Voici une des diapositives que j’utilise le plus souvent, que ce soit en coaching, en formation ou en consultante.


Les questions de Qualité de Vie au Travail et de bienveillance dans le management sont des sujets qui prennent chaque jour un peu plus de place dans les différentes publications. Un nouveau métier est même régulièrement mis en avant dans les médias, celui de « Chief Happiness Officer ». Dans ce cas, le bonheur au travail fait donc l’objet d’un poste à part entière, chargé de prendre soin, de porter de l’attention aux membres de l’équipe.


Cette attention est des plus louables, l’épanouissement d’une équipe est souvent un gage d’engagement, de durabilité, et, in fine de qualité du travail fourni.


Un point cependant doit faire l’objet de toute vigilance. Ce nouveau métier de « CHO » est le signe d’un « bonheur au travail » qui devient un des multiples paramètres à prendre en compte. La possibilité de mesurer le bonheur en entreprise en mettant en perspective le budget consacré et l’évolution des résultats a de quoi laisser pensif.


Plus inquiétant, que ce soit par la création d’un poste dédié ou par le recours à des prestataires du domaines du « team building », l’épanouissement des équipes est un axe de travail comme un autre, de ceux qui pourraient être délégués.

Je suis très prudent face à ces démarches.

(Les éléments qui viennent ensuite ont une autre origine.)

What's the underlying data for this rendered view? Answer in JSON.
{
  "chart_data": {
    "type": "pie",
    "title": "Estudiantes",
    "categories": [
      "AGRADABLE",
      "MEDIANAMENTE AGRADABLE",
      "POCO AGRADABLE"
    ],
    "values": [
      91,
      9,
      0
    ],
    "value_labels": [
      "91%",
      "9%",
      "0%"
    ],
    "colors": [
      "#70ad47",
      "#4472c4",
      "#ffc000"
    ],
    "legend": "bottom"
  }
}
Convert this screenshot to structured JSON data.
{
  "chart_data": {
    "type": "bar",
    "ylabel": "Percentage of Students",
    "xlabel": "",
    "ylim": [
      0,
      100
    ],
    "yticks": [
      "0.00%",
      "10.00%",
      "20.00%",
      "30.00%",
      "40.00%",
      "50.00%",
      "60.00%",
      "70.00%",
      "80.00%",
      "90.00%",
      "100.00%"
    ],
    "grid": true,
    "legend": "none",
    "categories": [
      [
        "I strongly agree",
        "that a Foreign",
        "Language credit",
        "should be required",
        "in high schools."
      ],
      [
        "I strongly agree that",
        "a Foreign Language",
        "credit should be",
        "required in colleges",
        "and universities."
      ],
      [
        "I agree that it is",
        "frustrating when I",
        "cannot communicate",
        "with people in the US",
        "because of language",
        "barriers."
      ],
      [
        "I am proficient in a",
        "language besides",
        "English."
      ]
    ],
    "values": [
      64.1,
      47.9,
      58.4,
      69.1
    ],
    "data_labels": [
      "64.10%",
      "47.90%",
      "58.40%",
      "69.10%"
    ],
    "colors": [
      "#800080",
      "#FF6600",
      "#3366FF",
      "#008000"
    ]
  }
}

Rentrer dans une telle logique ne créera pas une équipe si le cadre, les objectifs et les relations au sein de l’équipe ne sont pas claires et définies.


C’est pour cela que j’utilise aussi souvent cette diapositive. Pour revenir aux besoins fondamentaux, incontournables, ceux qui font qu’une équipe n’existera pas s’ils ne sont pas comblés. Je l’utilise en deux temps. Elle premier lieu, elle est un outil de compréhension des dynamiques relationnelles. Dans un second temps, elle devient une aide à la construction d’un projet d’entreprise/d’établissement et surtout à la définition de modes de managements adaptés.


Saint Exupéry a écrit « La perfection est atteinte, non pas lorsqu’il n’y a rien à rajouter mais lorsqu’il n’y a plus rien à enlever ».

C’est ainsi que j’envisage la formation et l’accompagnement de managers, lever les freins pour rendre le travail possible. Le « team building » et autres initiatives pourront alors jouer pleinement jouer leur rôle de facilitateurs.


Je ne revendique nullement la paternité de cette synthèse que j’ai construite au fil du temps, au point d’être incapable d’en citer les sources, mais elle est un support de réflexion qui m’accompagne depuis bien longtemps.


Une vision claire à long terme et des objectifs atteignables et mesurables feront bien plus pour la qualité de vie au travail et pour l’atteinte des objectifs que tous les « escape game » du monde.


Et puis, l’épanouissement de son équipe n’est-il pas un sujet trop sérieux pour être délégué par son manager ?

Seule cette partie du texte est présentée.